1. Who the (Bleep) Did I Marry? #3
“We can protect Micah’s college fund,” my attorney said, sliding the last petition across her desk.
“But the house is gone, Alyssa. The car. The savings. It all has to be liquidated toward the lenders. We can fight to keep more, but that’s long and expensive, and expensive is the one thing you no longer are. ”
“Hand them the keys,” I said, and my voice was calm. Pride is not a financial strategy. I was done bleeding for a dead man’s sins.
When Raschad found out I’d lost my house and moved into our mother’s, he nearly took her front door off its hinges.
“I make millions playing ball, Alyssa! I could’ve cleared your entire debt column in an afternoon! Why the hell didn’t you call me?”
“Because Malik was my mistake!” I shouted back.
“I chose him. I married him. You already bought Mama this house. You paid for my law school. You carry half this family, Raschad! I am not strapping my dead husband’s crimes to your back.
I will file bankruptcy and lose every single thing before I let one dollar of your money go to bail out his ghost.”
He stopped pacing, his eyes swimming with rage, hurt, and helplessness as he watched me fracture.
He didn't speak for a long time, then stepped forward and pulled me into a chest-crushing hug. I put my face in my baby brother’s shoulder and, for the first time since the knock at my door, I let myself come apart.
present day
I ended up leaving my corporate law job for a lower-paying position at Newark Legal Aid. It gave me more flexibility as a single mother while I continued navigating the fallout of my marriage.

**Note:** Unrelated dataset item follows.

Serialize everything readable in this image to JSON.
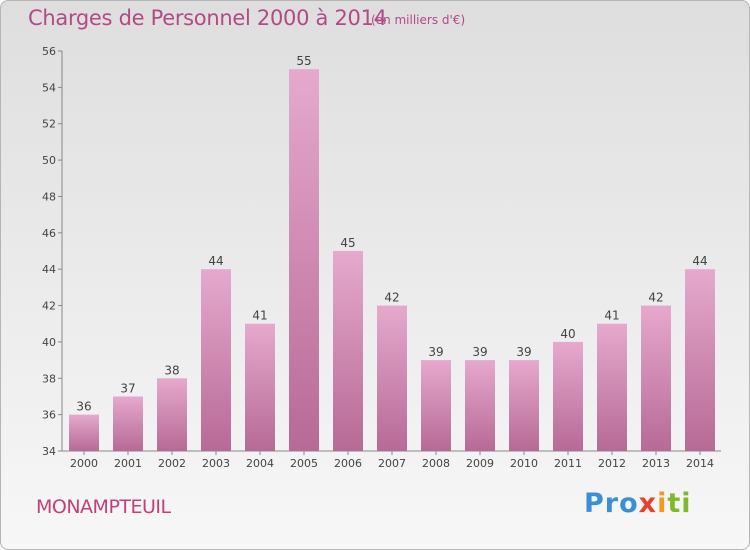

But living in my mother's house was a slow suffocation. It wasn't overt cruelty, just the daily barrage of passive-aggressive comments. That skirt is awfully short for a courtroom, baby. Are you sure you want to give Micah that much sugar? I noticed you had another glass of wine last night.
Then, the true-crime vultures came circling.
At seven a.m on a Monday, my phone rang while I was making Micah's school lunch. I put it on speaker.
“Alyssa Carter? I'm a producer with the Investigation Discovery channel,” a polished, clinical voice said through the receiver. “We're scheduling interviews for an episode of Who the (Bleep) Did I Marry? focusing on the Malik Chambers embezzlement and homicide—”
I hung up. Five years later, and the media still wouldn't let him stay buried. Because it had everything the shows feed on. A respectable banker, a double life, stolen millions, a wife betrayed, a bullet in his head and two in his mistress’ arm to tie it up.
My ruin made good television. Micah's father made good television.
To them it was an episode. To us it was Monday, and then every Monday after.
“Mommy? Why do people always call to talk about my dad?” Micah asked from the kitchen table. He was seven, going on eight now, sharp and observant, the small crescent scar on his forehead catching the morning light.
“Because some people like sad stories,” I whispered, smoothing his hair. “But we don't have to listen.”
My phone buzzed again. I went to reject it, but saw Raschad’s name flash across the screen.
My baby brother had retired from the NBA almost two years ago after discovering he had a son, Zhaire.
He’d relocated to a small town in North Carolina called Lennox Falls, completely reinventing himself as a full-time father, a record producer at a Black-owned label called WadeHouse Records, and was currently planning his summer wedding to his fiancée, Simone.
“Lyss,” Raschad’s voice came through. “I’ve got an idea, and you’re not allowed to say no until I’m finished.”
“Good morning to you too, Raschad,” I sighed, leaning against the counter.
“Zhaire won’t stop asking about Micah. Let him spend the summer down here. He and Zhaire are pretty much the same age, they’d be inseparable. And you’d get a break.”
“Raschad, I don’t need—”
“Not a break from him,” he said quickly. “A break from everything else. From true-crime producers calling your house. From people going quiet when you walk into the grocery store. From living where every single thing reminds you of what you’ve gone through.”
"You could visit whenever you want," Raschad continued. "Stay for weekends. Hell, stay for the whole summer if you feel like it. We've got plenty of space, and privacy.”
I knew what this was. My brother, who'd tried to save me from financial ruin and gotten his pride bruised watching me lose everything because I was too stubborn to let him help, was trying to help me through the back door. My knee-jerk thought was to decline. Then, I looked around my mother's cramped kitchen, listening to her upstairs slamming the linen closet doors in that rhythmic, disapproving cadence I’d come to despise. Then I pictured a country town, and a place where nobody knew my name or my dead husband’s crimes.
“Okay,” I agreed despite myself. “Yes. We'll come down.”
Three weeks later, I threw our suitcases in the trunk, handed Micah a cooler of snacks for the ride, and pointed my Honda Accord south toward North Carolina.
As Jersey faded in my rearview mirror, I let out a breath.
I was finally stepping out of the blast radius, ready for quiet, and for my son just be a little boy running around a safe field.